Data stored in the cloud can become very large and difficult to manage. The S3 Select API with Lyve Cloud can be utilized to pull out the necessary elements that users need. This will fundamentally improve data management and retrieval for improved functionality and latency.
S3 Select can run simple SQL expressions. For example, you can query S3 object data (through the Lyve Cloud Console or Analytics package) and retrieve a subset of S3 object data instead of retrieving the entire S3 object. Data can be as large as a terabyte (TB) and is available in CSV, JSON and Apache Parquet formats. You can run SQL clauses, such as SELECT and WHERE to fetch data from objects stored in the mentioned formats. The feature also supports objects that are compressed with GZIP or BZIP2 (only for CSV and JSON objects) and server-side encrypted objects.

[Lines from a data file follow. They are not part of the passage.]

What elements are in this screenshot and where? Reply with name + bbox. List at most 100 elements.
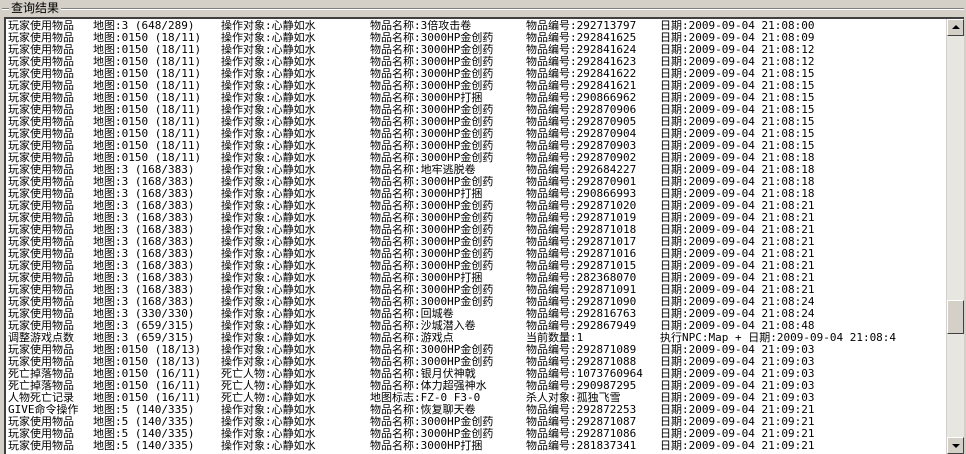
row-map: 地图:5 (140/335) — [93, 440, 195, 452]
row-type: 玩家使用物品 — [8, 128, 74, 140]
vertical-scrollbar[interactable] — [946, 19, 964, 454]
list-item[interactable]: 玩家使用物品 地图:5 (140/335) 操作对象:心静如水 物品名称:3000HP… — [8, 440, 946, 452]
row-map: 地图:0150 (18/11) — [93, 80, 202, 92]
list-item[interactable]: 玩家使用物品 地图:3 (168/383) 操作对象:心静如水 物品名称:地牢逃脱卷 物… — [8, 164, 946, 176]
row-code: 杀人对象:孤独飞雪 — [526, 392, 621, 404]
query-results-panel: 查询结果 玩家使用物品 地图:3 (648/289) 操作对象:心静如水 物品名称:3… — [0, 0, 966, 454]
results-listbox[interactable]: 玩家使用物品 地图:3 (648/289) 操作对象:心静如水 物品名称:3倍攻击卷物… — [4, 17, 964, 454]
row-type: 玩家使用物品 — [8, 104, 74, 116]
row-map: 地图:0150 (18/11) — [93, 92, 202, 104]
row-date: 日期:2009-09-04 21:08:15 — [660, 104, 815, 116]
row-code: 物品编号:290866962 — [526, 92, 637, 104]
list-item[interactable]: GIVE命令操作 地图:5 (140/335) 操作对象:心静如水 物品名称:恢复聊天… — [8, 404, 946, 416]
row-target: 操作对象:心静如水 — [221, 344, 316, 356]
row-map: 地图:3 (168/383) — [93, 272, 195, 284]
row-target: 操作对象:心静如水 — [221, 440, 316, 452]
row-item: 物品名称:3000HP金创药 — [370, 212, 494, 224]
list-item[interactable]: 玩家使用物品 地图:0150 (18/11) 操作对象:心静如水 物品名称:3000H… — [8, 140, 946, 152]
row-code: 物品编号:292871087 — [526, 416, 637, 428]
row-item: 物品名称:3000HP金创药 — [370, 284, 494, 296]
list-item[interactable]: 玩家使用物品 地图:0150 (18/11) 操作对象:心静如水 物品名称:3000H… — [8, 104, 946, 116]
row-date: 日期:2009-09-04 21:08:12 — [660, 56, 815, 68]
list-item[interactable]: 玩家使用物品 地图:3 (168/383) 操作对象:心静如水 物品名称:3000HP… — [8, 260, 946, 272]
row-type: 死亡掉落物品 — [8, 368, 74, 380]
groupbox-border — [2, 8, 964, 10]
list-item[interactable]: 玩家使用物品 地图:3 (330/330) 操作对象:心静如水 物品名称:回城卷 物品编… — [8, 308, 946, 320]
list-item[interactable]: 玩家使用物品 地图:3 (168/383) 操作对象:心静如水 物品名称:3000HP… — [8, 224, 946, 236]
results-list: 玩家使用物品 地图:3 (648/289) 操作对象:心静如水 物品名称:3倍攻击卷物… — [8, 20, 946, 452]
list-item[interactable]: 玩家使用物品 地图:0150 (18/11) 操作对象:心静如水 物品名称:3000H… — [8, 128, 946, 140]
row-item: 物品名称:地牢逃脱卷 — [370, 164, 476, 176]
list-item[interactable]: 玩家使用物品 地图:3 (648/289) 操作对象:心静如水 物品名称:3倍攻击卷 物… — [8, 20, 946, 32]
list-item[interactable]: 死亡掉落物品 地图:0150 (16/11) 死亡人物:心静如水 物品名称:银月伏神戟… — [8, 368, 946, 380]
list-item[interactable]: 玩家使用物品 地图:0150 (18/11) 操作对象:心静如水 物品名称:3000H… — [8, 32, 946, 44]
row-item: 物品名称:3000HP金创药 — [370, 428, 494, 440]
list-item[interactable]: 人物死亡记录 地图:0150 (16/11) 死亡人物:心静如水 地图标志:FZ-0 … — [8, 392, 946, 404]
row-target: 操作对象:心静如水 — [221, 356, 316, 368]
row-target: 操作对象:心静如水 — [221, 104, 316, 116]
list-item[interactable]: 玩家使用物品 地图:0150 (18/13) 操作对象:心静如水 物品名称:3000H… — [8, 356, 946, 368]
list-item[interactable]: 玩家使用物品 地图:3 (168/383) 操作对象:心静如水 物品名称:3000HP… — [8, 176, 946, 188]
list-item[interactable]: 玩家使用物品 地图:0150 (18/11) 操作对象:心静如水 物品名称:3000H… — [8, 92, 946, 104]
row-item: 物品名称:恢复聊天卷 — [370, 404, 476, 416]
list-item[interactable]: 玩家使用物品 地图:0150 (18/13) 操作对象:心静如水 物品名称:3000H… — [8, 344, 946, 356]
list-item[interactable]: 玩家使用物品 地图:3 (168/383) 操作对象:心静如水 物品名称:3000HP… — [8, 200, 946, 212]
row-date: 日期:2009-09-04 21:08:15 — [660, 128, 815, 140]
row-code: 物品编号:292871016 — [526, 248, 637, 260]
list-item[interactable]: 调整游戏点数 地图:3 (659/315) 操作对象:心静如水 物品名称:游戏点 当前数… — [8, 332, 946, 344]
row-item: 物品名称:3000HP金创药 — [370, 248, 494, 260]
row-type: 调整游戏点数 — [8, 332, 74, 344]
list-item[interactable]: 玩家使用物品 地图:5 (140/335) 操作对象:心静如水 物品名称:3000HP… — [8, 428, 946, 440]
list-item[interactable]: 玩家使用物品 地图:5 (140/335) 操作对象:心静如水 物品名称:3000HP… — [8, 416, 946, 428]
scroll-up-button[interactable] — [947, 19, 964, 36]
row-map: 地图:3 (168/383) — [93, 212, 195, 224]
row-type: 玩家使用物品 — [8, 260, 74, 272]
row-type: 玩家使用物品 — [8, 164, 74, 176]
row-date: 日期:2009-09-04 21:08:24 — [660, 308, 815, 320]
row-type: 玩家使用物品 — [8, 320, 74, 332]
row-type: 玩家使用物品 — [8, 272, 74, 284]
list-item[interactable]: 玩家使用物品 地图:0150 (18/11) 操作对象:心静如水 物品名称:3000H… — [8, 68, 946, 80]
row-item: 物品名称:3000HP金创药 — [370, 296, 494, 308]
arrow-down-icon — [952, 444, 960, 448]
row-item: 物品名称:3000HP金创药 — [370, 32, 494, 44]
row-map: 地图:3 (168/383) — [93, 164, 195, 176]
row-item: 物品名称:3000HP金创药 — [370, 176, 494, 188]
row-date: 日期:2009-09-04 21:08:12 — [660, 44, 815, 56]
list-item[interactable]: 玩家使用物品 地图:3 (168/383) 操作对象:心静如水 物品名称:3000HP… — [8, 296, 946, 308]
row-code: 物品编号:292871090 — [526, 296, 637, 308]
row-target: 操作对象:心静如水 — [221, 176, 316, 188]
list-item[interactable]: 玩家使用物品 地图:0150 (18/11) 操作对象:心静如水 物品名称:3000H… — [8, 44, 946, 56]
row-date: 日期:2009-09-04 21:08:18 — [660, 152, 815, 164]
row-code: 物品编号:292871089 — [526, 344, 637, 356]
row-date: 日期:2009-09-04 21:08:21 — [660, 236, 815, 248]
row-date: 日期:2009-09-04 21:08:48 — [660, 320, 815, 332]
row-map: 地图:3 (168/383) — [93, 224, 195, 236]
list-item[interactable]: 玩家使用物品 地图:3 (168/383) 操作对象:心静如水 物品名称:3000HP… — [8, 188, 946, 200]
row-target: 操作对象:心静如水 — [221, 296, 316, 308]
list-item[interactable]: 玩家使用物品 地图:3 (659/315) 操作对象:心静如水 物品名称:沙城潜入卷 物… — [8, 320, 946, 332]
row-type: 玩家使用物品 — [8, 116, 74, 128]
scrollbar-thumb[interactable] — [947, 300, 964, 335]
row-map: 地图:0150 (18/11) — [93, 128, 202, 140]
list-item[interactable]: 玩家使用物品 地图:3 (168/383) 操作对象:心静如水 物品名称:3000HP… — [8, 272, 946, 284]
row-target: 操作对象:心静如水 — [221, 140, 316, 152]
list-item[interactable]: 玩家使用物品 地图:0150 (18/11) 操作对象:心静如水 物品名称:3000H… — [8, 116, 946, 128]
row-item: 物品名称:3000HP金创药 — [370, 260, 494, 272]
row-map: 地图:3 (168/383) — [93, 284, 195, 296]
row-type: 玩家使用物品 — [8, 92, 74, 104]
list-item[interactable]: 玩家使用物品 地图:0150 (18/11) 操作对象:心静如水 物品名称:3000H… — [8, 56, 946, 68]
list-item[interactable]: 玩家使用物品 地图:0150 (18/11) 操作对象:心静如水 物品名称:3000H… — [8, 80, 946, 92]
list-item[interactable]: 玩家使用物品 地图:3 (168/383) 操作对象:心静如水 物品名称:3000HP… — [8, 236, 946, 248]
row-item: 物品名称:3000HP金创药 — [370, 200, 494, 212]
list-item[interactable]: 死亡掉落物品 地图:0150 (16/11) 死亡人物:心静如水 物品名称:体力超强神… — [8, 380, 946, 392]
scroll-down-button[interactable] — [947, 437, 964, 454]
row-code: 物品编号:292871088 — [526, 356, 637, 368]
row-target: 操作对象:心静如水 — [221, 428, 316, 440]
list-item[interactable]: 玩家使用物品 地图:3 (168/383) 操作对象:心静如水 物品名称:3000HP… — [8, 248, 946, 260]
list-item[interactable]: 玩家使用物品 地图:3 (168/383) 操作对象:心静如水 物品名称:3000HP… — [8, 284, 946, 296]
row-date: 日期:2009-09-04 21:08:15 — [660, 116, 815, 128]
row-map: 地图:3 (659/315) — [93, 320, 195, 332]
list-item[interactable]: 玩家使用物品 地图:3 (168/383) 操作对象:心静如水 物品名称:3000HP… — [8, 212, 946, 224]
list-item[interactable]: 玩家使用物品 地图:0150 (18/11) 操作对象:心静如水 物品名称:3000H… — [8, 152, 946, 164]
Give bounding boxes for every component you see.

Query pushdown with S3 Select is supported with Spark, Hive, and Presto. Pushdown optimizes mapping performance because the source database can process transformation logic faster than the Data Integration Service. Use this feature to push down the computational work of filtering large data sets for processing from the Spark/Presto cluster to Lyve Cloud S3, which improves performance and reduces the amount of data transferred between Analytical applications and Lyve Cloud S3.